In a series of last-ditch efforts to persuade the governor to veto HB 2555, HCDA has resorted to false statements and parliamentary tricks to push forward its agenda. But what the public knows is that HCDA "earned" the boundaries defined in HB 2555 to block the sale of state land and block residential development in Kakaako makai. It earned this legislation by going forward with plans that were not based on sufficient public input. The HCDA wasn't smart when smart was needed -- to intelligently involve the community.
THE IDEA of turning the so-called blighted redevelopment area into a glitzy venue of residential units, commercial restaurants and retail stores was kept low profile until the HCDA's Request for Proposals was a done deal. When revealed, we learned that HCDA was going to sell state land to Alexander & Baldwin for a cut rate. Whose idea was that? A&B was going to create luxury condos, while HCDA board member Ted Liu argued that this would help reduce Hawaii's need for affordable housing. Whose idea was that? A&B even proposed a six-story bridge to Kewalo Basin Park, but that turned out to be a mere bargaining chip that could be used for a compromise and still build the two luxury condo towers. Once such plans became public and were recognized as made without the community's support, the plans have been rolling downhill.
The vision needed for the Honolulu waterfront shoreline is the "lei of the land" in which we keep an open view plane of the ocean for all to see, experience and enjoy. People want to see the ocean instead of buildings and shops. And they want to enjoy an open park in which the beauty of the shoreline is kept pure and in plain sight. The National Recreation and Parks Association recommends an urban core system of parklands with a total of 6.25 to 10.5 acres of developed open space per 1,000 population. HCDA has no commitment whatsoever to meeting this standard with its mere 15 acres of useable recreation area for 30,000 residents.

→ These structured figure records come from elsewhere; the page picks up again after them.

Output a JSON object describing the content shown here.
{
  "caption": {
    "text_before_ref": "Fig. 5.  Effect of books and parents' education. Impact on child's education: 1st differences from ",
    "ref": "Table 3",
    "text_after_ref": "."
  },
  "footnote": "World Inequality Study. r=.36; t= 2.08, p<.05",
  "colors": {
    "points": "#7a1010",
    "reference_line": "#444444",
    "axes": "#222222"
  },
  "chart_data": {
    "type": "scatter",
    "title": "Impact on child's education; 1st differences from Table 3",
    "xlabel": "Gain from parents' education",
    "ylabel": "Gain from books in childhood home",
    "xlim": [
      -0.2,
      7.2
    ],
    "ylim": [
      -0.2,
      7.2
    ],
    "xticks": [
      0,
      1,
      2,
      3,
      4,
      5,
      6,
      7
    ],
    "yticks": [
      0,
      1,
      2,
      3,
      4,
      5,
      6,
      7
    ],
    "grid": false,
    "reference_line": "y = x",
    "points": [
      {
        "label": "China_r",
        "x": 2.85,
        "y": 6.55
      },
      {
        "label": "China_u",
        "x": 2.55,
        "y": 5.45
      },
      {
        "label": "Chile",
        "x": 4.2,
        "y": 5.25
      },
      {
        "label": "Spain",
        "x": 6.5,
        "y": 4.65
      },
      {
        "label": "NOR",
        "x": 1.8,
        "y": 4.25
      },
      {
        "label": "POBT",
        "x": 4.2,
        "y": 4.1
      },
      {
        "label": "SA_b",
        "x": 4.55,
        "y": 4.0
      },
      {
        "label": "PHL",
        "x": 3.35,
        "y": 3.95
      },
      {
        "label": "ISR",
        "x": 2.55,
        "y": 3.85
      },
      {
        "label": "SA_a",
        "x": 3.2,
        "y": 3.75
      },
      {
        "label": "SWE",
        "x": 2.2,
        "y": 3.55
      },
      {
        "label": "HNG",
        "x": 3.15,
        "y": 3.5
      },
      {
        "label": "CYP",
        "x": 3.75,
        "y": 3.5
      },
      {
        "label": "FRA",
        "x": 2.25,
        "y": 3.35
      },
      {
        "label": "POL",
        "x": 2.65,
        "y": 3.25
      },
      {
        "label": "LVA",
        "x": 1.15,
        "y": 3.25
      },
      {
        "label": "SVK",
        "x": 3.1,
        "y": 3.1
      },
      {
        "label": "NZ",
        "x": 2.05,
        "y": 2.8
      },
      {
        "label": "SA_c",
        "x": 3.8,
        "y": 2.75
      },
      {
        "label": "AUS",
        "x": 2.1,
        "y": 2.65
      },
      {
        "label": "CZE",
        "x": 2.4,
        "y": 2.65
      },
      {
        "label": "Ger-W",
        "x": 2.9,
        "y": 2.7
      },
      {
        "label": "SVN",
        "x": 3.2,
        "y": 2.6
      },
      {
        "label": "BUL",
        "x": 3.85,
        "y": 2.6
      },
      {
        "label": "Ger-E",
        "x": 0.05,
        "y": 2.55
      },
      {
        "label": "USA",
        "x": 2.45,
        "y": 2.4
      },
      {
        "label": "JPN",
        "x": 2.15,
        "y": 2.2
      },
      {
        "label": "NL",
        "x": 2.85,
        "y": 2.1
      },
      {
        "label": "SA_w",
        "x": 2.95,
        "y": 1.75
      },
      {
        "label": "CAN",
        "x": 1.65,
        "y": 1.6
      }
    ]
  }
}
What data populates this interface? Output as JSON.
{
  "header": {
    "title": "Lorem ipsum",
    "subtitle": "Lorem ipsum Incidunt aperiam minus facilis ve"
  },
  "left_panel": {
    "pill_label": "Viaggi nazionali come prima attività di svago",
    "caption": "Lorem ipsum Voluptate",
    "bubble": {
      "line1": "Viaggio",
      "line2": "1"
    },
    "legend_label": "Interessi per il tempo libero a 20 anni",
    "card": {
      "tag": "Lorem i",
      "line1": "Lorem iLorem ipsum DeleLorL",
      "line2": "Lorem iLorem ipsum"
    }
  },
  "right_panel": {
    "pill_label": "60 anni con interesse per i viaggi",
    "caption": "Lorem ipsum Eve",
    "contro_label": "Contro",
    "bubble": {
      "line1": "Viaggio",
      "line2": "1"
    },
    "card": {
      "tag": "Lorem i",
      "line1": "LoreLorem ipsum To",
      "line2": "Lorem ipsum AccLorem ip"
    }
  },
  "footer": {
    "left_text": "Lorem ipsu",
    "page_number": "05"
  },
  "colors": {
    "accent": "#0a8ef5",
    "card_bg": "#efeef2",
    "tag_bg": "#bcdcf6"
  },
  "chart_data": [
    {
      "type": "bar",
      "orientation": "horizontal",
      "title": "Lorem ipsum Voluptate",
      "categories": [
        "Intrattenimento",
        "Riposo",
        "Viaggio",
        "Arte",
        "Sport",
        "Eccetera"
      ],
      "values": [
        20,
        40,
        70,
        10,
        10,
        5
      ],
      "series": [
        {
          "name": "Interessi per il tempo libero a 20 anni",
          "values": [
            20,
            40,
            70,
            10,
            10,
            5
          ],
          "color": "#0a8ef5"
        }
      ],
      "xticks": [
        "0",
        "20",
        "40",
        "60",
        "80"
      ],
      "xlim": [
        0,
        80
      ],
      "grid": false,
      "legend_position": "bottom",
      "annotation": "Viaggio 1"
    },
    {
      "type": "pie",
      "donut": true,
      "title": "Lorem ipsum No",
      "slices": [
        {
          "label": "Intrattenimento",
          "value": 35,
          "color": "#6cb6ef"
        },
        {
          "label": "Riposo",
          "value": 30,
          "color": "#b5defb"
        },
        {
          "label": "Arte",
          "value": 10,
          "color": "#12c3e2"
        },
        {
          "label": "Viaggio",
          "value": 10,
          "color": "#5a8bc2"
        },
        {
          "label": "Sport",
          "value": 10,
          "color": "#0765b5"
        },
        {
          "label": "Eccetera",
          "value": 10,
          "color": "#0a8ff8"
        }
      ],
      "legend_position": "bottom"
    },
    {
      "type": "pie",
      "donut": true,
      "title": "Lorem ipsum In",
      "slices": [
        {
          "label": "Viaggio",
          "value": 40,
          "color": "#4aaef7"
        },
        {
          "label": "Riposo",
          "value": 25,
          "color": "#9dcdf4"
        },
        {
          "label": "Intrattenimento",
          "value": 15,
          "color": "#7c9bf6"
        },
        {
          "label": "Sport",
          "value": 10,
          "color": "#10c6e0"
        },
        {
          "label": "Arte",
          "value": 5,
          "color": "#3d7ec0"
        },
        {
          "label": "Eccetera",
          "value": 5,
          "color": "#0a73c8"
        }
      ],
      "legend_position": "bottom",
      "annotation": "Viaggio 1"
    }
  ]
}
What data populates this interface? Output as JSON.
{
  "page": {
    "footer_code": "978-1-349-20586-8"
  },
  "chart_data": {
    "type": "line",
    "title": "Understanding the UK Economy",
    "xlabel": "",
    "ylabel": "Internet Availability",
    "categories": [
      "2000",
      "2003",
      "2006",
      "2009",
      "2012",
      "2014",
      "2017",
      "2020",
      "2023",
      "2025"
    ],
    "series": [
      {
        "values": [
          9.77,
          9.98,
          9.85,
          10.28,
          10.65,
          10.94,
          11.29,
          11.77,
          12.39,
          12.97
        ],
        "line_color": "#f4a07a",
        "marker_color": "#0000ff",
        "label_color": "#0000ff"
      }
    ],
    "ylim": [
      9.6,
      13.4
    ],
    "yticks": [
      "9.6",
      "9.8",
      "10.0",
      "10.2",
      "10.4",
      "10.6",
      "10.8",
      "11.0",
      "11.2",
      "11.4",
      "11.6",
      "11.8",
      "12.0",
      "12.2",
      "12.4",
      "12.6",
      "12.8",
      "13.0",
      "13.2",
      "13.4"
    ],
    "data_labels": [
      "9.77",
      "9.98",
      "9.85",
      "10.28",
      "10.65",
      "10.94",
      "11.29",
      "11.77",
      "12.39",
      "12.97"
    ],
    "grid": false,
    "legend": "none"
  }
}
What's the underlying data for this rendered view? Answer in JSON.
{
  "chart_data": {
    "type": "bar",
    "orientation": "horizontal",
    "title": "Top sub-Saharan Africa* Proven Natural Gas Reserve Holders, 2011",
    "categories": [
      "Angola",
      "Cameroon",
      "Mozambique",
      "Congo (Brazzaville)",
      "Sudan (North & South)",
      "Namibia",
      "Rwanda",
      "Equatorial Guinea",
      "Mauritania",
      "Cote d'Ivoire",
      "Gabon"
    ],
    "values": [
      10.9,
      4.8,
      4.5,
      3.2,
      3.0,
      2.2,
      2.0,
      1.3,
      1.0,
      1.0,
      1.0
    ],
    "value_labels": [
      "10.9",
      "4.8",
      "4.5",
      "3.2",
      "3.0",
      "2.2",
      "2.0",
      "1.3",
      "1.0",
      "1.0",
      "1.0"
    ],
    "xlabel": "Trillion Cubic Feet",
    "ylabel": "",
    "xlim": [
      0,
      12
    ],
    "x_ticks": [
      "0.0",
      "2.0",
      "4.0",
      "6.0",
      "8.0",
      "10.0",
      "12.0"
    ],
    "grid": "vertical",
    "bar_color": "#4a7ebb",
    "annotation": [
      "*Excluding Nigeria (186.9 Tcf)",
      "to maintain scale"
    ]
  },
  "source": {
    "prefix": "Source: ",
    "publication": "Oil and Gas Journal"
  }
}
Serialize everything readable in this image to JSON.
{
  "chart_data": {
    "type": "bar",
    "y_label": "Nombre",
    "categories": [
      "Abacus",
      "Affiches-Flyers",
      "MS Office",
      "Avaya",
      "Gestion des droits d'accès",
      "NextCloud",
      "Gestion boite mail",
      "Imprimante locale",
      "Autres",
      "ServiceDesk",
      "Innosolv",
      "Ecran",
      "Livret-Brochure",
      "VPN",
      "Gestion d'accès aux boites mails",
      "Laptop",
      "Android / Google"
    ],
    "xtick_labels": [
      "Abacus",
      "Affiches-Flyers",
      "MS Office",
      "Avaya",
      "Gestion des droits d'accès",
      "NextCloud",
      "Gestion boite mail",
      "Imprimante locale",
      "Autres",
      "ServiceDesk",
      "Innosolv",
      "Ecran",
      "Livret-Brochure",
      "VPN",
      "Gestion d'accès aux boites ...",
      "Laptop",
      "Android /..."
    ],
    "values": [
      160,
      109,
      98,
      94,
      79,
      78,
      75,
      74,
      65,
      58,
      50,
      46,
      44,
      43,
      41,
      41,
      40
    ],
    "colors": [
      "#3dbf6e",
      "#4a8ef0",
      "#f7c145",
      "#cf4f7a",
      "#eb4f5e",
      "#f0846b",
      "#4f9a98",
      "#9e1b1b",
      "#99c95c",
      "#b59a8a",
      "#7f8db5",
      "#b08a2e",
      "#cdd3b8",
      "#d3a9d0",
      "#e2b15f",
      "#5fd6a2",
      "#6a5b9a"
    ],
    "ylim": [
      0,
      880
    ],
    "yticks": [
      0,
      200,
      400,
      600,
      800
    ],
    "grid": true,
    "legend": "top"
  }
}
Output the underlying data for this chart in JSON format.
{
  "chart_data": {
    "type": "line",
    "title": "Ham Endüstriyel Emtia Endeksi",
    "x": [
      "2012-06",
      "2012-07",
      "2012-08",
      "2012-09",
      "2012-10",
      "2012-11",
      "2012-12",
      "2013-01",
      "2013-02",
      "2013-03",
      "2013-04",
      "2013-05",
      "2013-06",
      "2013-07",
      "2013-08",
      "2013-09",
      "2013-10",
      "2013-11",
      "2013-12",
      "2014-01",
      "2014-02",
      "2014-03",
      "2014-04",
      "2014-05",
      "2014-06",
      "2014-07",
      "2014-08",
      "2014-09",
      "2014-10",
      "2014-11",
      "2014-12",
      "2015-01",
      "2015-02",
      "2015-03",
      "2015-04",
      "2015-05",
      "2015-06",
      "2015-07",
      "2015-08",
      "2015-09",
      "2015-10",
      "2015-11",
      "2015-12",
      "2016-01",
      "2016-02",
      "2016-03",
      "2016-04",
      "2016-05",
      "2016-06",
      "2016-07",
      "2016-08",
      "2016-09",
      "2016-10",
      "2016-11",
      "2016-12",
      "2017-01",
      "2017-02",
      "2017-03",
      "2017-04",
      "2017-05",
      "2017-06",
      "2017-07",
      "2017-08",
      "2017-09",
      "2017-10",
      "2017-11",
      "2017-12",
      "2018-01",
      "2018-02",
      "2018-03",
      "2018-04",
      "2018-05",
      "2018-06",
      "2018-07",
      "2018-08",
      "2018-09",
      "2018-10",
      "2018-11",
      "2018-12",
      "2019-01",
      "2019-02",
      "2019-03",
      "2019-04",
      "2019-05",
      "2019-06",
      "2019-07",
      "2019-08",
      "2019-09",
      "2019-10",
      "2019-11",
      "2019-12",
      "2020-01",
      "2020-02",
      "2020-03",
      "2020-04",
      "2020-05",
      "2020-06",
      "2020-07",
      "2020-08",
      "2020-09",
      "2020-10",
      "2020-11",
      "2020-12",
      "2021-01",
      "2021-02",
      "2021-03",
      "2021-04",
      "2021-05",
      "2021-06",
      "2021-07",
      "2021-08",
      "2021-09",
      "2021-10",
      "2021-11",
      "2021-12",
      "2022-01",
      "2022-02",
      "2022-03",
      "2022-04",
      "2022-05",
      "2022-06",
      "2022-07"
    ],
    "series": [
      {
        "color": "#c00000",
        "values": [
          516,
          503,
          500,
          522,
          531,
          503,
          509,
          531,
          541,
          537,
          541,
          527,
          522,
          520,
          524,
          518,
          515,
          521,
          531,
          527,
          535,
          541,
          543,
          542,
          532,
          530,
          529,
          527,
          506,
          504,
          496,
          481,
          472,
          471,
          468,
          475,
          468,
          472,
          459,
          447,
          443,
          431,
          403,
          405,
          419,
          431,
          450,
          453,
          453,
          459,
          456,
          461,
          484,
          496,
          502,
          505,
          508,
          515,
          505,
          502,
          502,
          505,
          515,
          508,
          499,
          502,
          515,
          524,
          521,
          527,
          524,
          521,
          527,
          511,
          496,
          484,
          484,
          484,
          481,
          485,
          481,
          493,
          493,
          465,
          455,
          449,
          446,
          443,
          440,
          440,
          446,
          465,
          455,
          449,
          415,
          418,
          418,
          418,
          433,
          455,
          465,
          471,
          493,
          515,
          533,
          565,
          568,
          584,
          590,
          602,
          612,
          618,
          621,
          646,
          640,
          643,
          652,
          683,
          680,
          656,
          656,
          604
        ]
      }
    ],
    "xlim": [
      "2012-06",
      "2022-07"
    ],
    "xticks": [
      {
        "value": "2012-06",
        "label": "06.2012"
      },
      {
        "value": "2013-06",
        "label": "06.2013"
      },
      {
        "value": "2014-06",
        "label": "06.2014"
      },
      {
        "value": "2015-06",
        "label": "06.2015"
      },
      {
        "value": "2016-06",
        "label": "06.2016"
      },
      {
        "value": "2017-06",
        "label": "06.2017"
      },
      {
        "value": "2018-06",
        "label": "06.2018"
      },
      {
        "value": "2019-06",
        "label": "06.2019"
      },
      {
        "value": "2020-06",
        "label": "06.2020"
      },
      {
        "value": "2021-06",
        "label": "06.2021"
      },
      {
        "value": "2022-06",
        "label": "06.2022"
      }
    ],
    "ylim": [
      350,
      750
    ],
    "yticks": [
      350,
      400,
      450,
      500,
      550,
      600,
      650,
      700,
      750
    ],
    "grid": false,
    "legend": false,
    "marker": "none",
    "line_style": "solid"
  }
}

THE HCDA's application of so-called "smart growth" already is showing signs of being unable to deal with the weaknesses that are inherent in this planning model. Smart growth creates small, service-oriented business failures in the face of pedestrians headed for (yet one more) Starbucks; housing prices escalating beyond affordability; inadequate provision for affordable housing (only 20 percent of new condo projects); no provision for low-income housing; increased population density to the point that local people seek to live elsewhere; and lack of a meaningful Hawaii vision beyond the spiritually and aesthetically unsatisfying slogan "live, work and play in Kakaako."
Contrary to administrative conjecture, HCDA's proposed advisory committee will not be constrained by HB 2555 because there are many beneficial public use choices. The HDCA is restricting its committee to the smaller original footprint of the 2005 RFP. Thus the constraint is imposed by HCDA alone.
HB 2555 provides the people of Hawaii with full and necessary protection of the valuable Honolulu shoreline, without any constraints, for full public use unencumbered by private use. Further, there is adequate property that is suitable for housing development by Kamehameha Schools/Bishop Estate and others in Kakaako mauka. Residential development is by definition private use.
Let's keep our priorities straight and preserve this remaining available Honolulu shoreline for precious public open space and needed public use.
Nancy Hedlund is a member of the Ala Moana/Kakaako Neighborhood Board.